Sebagai perbandingan, Ivan menyebut negara seperti Qatar yang memiliki demand tenaga kerja tinggi justru tidak terlalu memprioritaskan ijazah.

“Tapi kalau di negara-negara yang supply sama demand kerjanya terbalik, jadi saya ambil yang ekstrim di Qatar gitu ya, itu permintaan tenaga kerjanya jauh lebih tinggi daripada supply-nya. Dia nggak pengaruh-pengaruh amat ijazah. Karena yang penting ada orang yang mau kerja, bisa kerja, selesai,” sambungnya.

Di Indonesia sendiri, tren di beberapa perusahaan, terutama multinasional, menunjukkan bahwa syarat gelar sarjana mulai ditinggalkan. Perusahaan lebih memprioritaskan kemampuan dan kecocokan kerja.

“Bahkan perusahaan-perusahaan besar Fortune 500 itu sudah banyak sih yang dia nggak minta ijazah. Dia cuman butuh lulus tes saja jadi karyawan. Karena memang tadi bagi mereka yang penting fit dan bisa kerja,” terangnya.

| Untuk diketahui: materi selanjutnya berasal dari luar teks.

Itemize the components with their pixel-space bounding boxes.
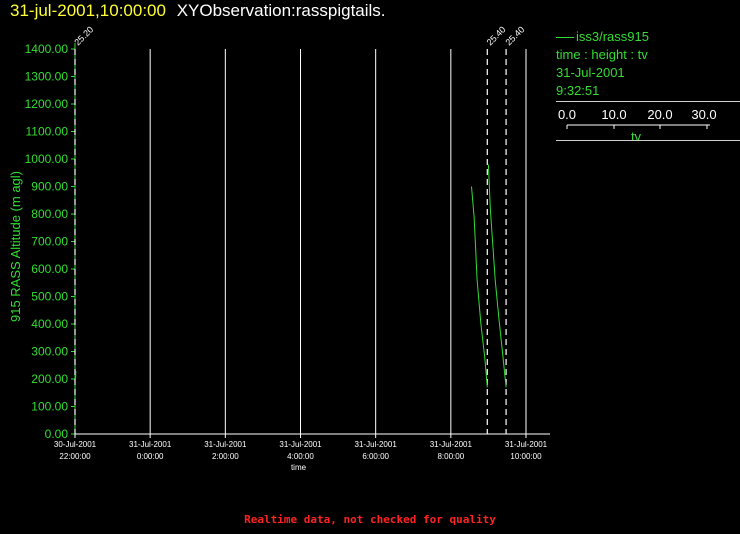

“Saya nggak bilang ijazah akademis itu nggak penting, nggak. Tapi tadi, karena kondisi pasar yang tidak seimbang antara supply dengan demand tenaga kerja. Artinya kandidat perlu nilai tambah, nilai plus,” tegas Ivan.

Menurutnya, saat ini perusahaan lebih mencari kandidat dengan sertifikasi keahlian dibanding sekadar gelar akademis. Sertifikat menjadi bukti kemampuan teknis di bidang tertentu.

“Sebaiknya memang dimulailah ambil tadi ijazah atau sertifikat yang teknis, yang spesialis. Jadi misal yang tadi saya bilang yang namanya sertifikat untuk robotik gitu ya, sertifikat untuk coding. Nah, itu tetap laku kalau yang itu,” jelasnya.

Senada, Pengamat Ketenagakerjaan dari Universitas Gadjah Mada (UGM), Tadjudin Noor Effendi, menyatakan bahwa minimnya lapangan kerja menjadi penyebab utama para sarjana terpaksa bekerja di sektor informal.

“Angkatan kerja yang berusaha masuk pasar kerja itu cukup tinggi. Menurut data BPS kira-kira bergerak 3 juta sampai 3,5 juta orang. Nah secara teoritis itu setiap ada pertumbuhan ekonomi 1% dapat menciptakan peluang kerja 200 sampai 300 ribu,” jelasnya.

“Kira-kira kalau pertumbuhan 5%, katakan saja lah kita memiliki 300 ribu setiap satu persen, hanya 1,5 juta lapangan kerja yang dibuka. Yang masuk ke pasar kerja kira-kira bergerak 3 juta sampai 3,5 juta, berarti kan ada orang yang tidak bisa masuk pasar kerja bergerak sampai 1 juta sampai 1,5 juta,” sambung Tadjudin.

Belum lagi, kata dia, ada pekerja yang terkena pemutusan hubungan kerja (PHK) dan harus kembali mencari pekerjaan. Akibatnya, banyak yang terpaksa masuk sektor informal, seperti sopir, ART, dan lainnya.

“Oleh karena itu menurut data sensus BPS 2025 angka pekerja sektor formal 40%, sektor informal kira-kira 60%. Jadi lebih banyak maksud sektor informal,” tegasnya.

Tadjudin menekankan pentingnya sertifikasi keahlian untuk memasuki pasar kerja. Sertifikasi menunjukkan keahlian nyata, bukan sekadar formalitas.

“Sertifikasi itu kan bukan menampakkan hanya kata-kata, tapi itu kan menunjukkan ada keahliannya. Skillnya Itu mempermudah juga mereka untuk masuk ke bidang-bidang yang dibutuhkan oleh perusahaan. Tidak hanya lantaran lulusan SMA, nggak ada skillnya itu, nggak ada nilai plusnya kan. Sarjana lulusan apa gitu nggak ada nilai plusnya,” terangnya.

Sayangnya, ia menyayangkan lembaga pelatihan dan sertifikasi keahlian di Indonesia belum berkembang secara memadai. Padahal, lembaga tersebut bisa menjadi solusi jangka panjang bagi pencari kerja.

“Tapi training itu yang juga belum berkembang. Karena tidak mudah juga membuat training. Karena membutuhkan dana yang cukup besar, terutama untuk memenuhi kebutuhan latihan. Ini kan dibutuhkan berbagai macam alat untuk menumbuhkan skill mereka,” katanya.

“Jadi kalau cuman katakan training tapi hanya membuat mur sama baut kan nggak ada gunanya. Harusnya kan yang benar-benar bermanfaat bagi pasar kerja,” ucap Tadjudin lagi.